Do you like cheese? I do – I love the so many different varieties of this fine food, and have a particular liking for..gasp..French cheeses! (And the fine French wine that best accompanies these!) But guess what? My love of cheese is endangering the Planet apparently, and along with most meats, I’m going to have to give it up – should I choose to listen to Ruth Fairchild from the University of Wales. She reckons that there is a lot of energy used to produce cheese along with feeding most forms of livestock and this is maximising our environmental footprint. It seems though that whilst we will lose cheese and most meats, we keep lentils, eggs, milk veggies and bread. Back to the Stone Age then – and au revoir my beloved Brie!
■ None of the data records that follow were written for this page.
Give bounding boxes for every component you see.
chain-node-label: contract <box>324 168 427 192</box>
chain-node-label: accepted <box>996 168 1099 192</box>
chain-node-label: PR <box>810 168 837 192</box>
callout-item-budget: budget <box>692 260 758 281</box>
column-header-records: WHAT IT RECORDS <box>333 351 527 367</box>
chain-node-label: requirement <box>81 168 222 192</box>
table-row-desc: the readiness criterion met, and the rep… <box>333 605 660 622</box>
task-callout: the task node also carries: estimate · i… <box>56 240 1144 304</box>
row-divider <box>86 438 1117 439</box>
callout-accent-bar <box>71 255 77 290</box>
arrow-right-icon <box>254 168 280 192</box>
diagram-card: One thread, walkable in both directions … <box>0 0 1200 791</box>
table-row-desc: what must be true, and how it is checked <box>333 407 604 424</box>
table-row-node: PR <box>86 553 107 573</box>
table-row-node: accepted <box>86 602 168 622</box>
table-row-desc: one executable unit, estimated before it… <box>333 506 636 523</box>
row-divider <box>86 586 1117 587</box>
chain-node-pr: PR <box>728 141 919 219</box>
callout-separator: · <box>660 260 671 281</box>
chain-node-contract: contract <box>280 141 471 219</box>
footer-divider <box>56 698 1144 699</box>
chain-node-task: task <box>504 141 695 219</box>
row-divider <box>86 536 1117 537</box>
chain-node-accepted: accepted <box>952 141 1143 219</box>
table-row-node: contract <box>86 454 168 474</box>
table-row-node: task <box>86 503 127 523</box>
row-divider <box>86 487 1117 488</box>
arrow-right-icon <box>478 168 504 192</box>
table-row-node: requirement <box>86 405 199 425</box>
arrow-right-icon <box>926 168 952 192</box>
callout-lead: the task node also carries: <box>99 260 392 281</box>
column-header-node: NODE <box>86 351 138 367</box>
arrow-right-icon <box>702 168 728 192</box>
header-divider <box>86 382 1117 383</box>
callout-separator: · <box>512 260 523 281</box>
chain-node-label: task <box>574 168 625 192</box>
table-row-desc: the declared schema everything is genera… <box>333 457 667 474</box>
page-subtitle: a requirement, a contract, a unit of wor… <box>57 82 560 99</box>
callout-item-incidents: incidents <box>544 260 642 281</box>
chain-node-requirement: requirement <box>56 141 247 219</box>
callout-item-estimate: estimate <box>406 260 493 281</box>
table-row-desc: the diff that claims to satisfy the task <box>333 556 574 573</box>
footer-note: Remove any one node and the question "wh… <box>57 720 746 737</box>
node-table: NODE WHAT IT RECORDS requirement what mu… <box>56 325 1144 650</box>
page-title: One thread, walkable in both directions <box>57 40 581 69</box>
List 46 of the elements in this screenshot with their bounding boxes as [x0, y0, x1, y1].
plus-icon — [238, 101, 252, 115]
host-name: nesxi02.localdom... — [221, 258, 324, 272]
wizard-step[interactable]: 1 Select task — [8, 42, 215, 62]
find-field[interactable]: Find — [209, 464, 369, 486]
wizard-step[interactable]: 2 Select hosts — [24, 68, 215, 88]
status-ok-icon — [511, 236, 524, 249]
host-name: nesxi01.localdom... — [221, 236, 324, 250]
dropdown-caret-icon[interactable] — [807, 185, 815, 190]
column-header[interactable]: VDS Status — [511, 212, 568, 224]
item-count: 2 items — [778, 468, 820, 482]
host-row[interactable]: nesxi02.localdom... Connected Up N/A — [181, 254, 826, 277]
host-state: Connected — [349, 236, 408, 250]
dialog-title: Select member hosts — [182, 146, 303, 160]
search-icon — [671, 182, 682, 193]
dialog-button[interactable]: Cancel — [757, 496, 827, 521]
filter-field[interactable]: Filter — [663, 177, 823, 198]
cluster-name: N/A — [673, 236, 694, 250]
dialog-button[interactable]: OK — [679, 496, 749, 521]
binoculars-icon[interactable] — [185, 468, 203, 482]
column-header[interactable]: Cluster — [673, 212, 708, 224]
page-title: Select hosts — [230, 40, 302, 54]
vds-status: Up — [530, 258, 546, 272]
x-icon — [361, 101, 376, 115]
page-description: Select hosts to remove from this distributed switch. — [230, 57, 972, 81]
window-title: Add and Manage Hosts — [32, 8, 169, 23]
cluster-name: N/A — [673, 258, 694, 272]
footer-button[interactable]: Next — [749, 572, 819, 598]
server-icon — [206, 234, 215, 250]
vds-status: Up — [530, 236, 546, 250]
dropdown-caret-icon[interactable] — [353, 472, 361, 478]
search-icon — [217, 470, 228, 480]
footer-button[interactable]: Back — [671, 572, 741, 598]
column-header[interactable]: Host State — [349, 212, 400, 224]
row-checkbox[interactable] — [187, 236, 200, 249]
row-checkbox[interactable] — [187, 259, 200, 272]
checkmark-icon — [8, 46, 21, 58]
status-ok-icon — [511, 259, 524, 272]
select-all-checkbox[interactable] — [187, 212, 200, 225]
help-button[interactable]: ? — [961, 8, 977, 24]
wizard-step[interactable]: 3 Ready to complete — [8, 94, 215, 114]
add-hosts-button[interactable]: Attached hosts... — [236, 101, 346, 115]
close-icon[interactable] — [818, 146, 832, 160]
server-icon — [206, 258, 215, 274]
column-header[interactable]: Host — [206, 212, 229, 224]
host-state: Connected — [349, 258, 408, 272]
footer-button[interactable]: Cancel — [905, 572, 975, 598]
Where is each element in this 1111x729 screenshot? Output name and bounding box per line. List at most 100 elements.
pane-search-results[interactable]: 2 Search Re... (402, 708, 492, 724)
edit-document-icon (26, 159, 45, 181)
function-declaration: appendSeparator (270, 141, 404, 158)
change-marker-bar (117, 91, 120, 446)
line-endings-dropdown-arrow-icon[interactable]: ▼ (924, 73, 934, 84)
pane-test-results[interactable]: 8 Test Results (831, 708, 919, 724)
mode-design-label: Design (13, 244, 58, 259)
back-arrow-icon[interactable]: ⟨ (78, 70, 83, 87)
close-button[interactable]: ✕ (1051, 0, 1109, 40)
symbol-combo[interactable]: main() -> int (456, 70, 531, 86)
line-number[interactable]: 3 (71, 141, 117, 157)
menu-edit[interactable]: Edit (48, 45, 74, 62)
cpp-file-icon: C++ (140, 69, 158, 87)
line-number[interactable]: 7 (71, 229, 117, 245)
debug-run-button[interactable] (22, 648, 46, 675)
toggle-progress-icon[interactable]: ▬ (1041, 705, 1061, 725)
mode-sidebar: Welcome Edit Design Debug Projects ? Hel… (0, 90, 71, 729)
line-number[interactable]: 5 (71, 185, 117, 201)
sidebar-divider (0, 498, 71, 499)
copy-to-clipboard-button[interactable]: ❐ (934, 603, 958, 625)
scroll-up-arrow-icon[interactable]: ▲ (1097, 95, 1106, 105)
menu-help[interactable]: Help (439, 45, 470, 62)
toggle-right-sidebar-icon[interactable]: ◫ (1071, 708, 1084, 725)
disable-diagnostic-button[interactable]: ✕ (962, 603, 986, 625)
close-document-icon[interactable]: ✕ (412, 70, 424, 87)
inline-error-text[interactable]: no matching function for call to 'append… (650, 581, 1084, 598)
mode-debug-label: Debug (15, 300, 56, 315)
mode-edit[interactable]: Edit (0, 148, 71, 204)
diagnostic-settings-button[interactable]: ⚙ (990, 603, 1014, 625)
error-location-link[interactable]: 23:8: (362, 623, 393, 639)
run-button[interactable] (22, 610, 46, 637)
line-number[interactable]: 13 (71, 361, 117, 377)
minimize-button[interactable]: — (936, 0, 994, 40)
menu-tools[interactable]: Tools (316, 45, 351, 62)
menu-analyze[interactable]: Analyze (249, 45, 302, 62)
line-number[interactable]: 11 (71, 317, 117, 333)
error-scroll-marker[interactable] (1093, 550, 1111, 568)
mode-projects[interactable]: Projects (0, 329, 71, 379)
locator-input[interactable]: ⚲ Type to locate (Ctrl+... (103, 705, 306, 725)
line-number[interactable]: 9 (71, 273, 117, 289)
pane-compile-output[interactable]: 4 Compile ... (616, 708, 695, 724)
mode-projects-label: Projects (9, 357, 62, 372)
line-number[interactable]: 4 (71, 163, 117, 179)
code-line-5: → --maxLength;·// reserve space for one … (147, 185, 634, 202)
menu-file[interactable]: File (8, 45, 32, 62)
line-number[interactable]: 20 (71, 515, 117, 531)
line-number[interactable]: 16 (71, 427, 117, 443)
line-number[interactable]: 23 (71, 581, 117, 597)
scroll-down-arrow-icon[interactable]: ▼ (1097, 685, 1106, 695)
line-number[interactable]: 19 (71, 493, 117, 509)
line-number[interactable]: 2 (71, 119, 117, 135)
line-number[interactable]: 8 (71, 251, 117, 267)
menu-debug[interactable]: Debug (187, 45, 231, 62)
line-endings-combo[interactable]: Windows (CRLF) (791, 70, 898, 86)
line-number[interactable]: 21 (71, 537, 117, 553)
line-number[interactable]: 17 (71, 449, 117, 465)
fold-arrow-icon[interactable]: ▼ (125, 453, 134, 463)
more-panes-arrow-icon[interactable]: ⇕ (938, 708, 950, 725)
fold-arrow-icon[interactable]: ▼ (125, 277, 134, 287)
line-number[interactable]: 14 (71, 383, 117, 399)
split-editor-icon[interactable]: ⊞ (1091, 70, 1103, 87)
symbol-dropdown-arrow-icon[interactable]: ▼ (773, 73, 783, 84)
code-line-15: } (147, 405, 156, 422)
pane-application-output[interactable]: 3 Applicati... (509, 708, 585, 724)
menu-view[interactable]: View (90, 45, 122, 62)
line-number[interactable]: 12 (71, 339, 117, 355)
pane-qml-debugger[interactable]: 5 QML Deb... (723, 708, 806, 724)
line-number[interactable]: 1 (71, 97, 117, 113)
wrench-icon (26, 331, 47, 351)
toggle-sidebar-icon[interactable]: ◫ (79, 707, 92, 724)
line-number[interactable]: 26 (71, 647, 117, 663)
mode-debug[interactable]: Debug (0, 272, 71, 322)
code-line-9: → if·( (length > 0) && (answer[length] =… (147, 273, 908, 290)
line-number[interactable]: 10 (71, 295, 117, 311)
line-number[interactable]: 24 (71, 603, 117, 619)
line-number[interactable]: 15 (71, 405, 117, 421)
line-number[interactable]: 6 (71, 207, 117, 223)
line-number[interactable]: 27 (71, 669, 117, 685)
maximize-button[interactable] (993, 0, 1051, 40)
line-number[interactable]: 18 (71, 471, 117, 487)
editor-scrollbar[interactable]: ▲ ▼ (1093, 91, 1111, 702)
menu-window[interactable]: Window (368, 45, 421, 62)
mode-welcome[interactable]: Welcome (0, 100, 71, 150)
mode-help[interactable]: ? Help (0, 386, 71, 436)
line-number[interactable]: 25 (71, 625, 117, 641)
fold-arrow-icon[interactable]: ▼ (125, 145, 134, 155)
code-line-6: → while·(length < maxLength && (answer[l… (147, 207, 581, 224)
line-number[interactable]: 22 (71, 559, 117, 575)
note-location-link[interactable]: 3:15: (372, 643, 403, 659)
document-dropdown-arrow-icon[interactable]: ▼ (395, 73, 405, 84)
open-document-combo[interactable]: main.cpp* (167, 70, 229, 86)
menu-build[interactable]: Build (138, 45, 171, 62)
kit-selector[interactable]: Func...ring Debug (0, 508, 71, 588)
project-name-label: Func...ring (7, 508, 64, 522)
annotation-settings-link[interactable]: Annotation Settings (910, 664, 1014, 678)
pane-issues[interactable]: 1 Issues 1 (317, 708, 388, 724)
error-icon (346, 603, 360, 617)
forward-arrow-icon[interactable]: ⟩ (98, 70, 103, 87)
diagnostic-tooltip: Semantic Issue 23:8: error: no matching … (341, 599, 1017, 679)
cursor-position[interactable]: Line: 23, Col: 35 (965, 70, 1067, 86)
So, have you honestly considered how DANGEROUS an allotment can be? I mean, have you properly reflected on all the perils that await the enthusiastic gardener..the thorns, the sharp stones, the metal tools? A Council in Somerset has and insisted that those who want to garden in the council allotments take out…wait for it…£5m public liability insurance. The cover is going to cost £375 per person per year, the annual rental of the land is £10! Makes you want to bury your head!
Here we go with a lovely duet for a Friday evening – Emmylou has a great voice and EC is passionate in his delivery. The odd thing is the possible double meaning to the punchline lyric "Accept this heart shaped bruise"or is it "Except this heart shaped bruise" A great song for grown ups.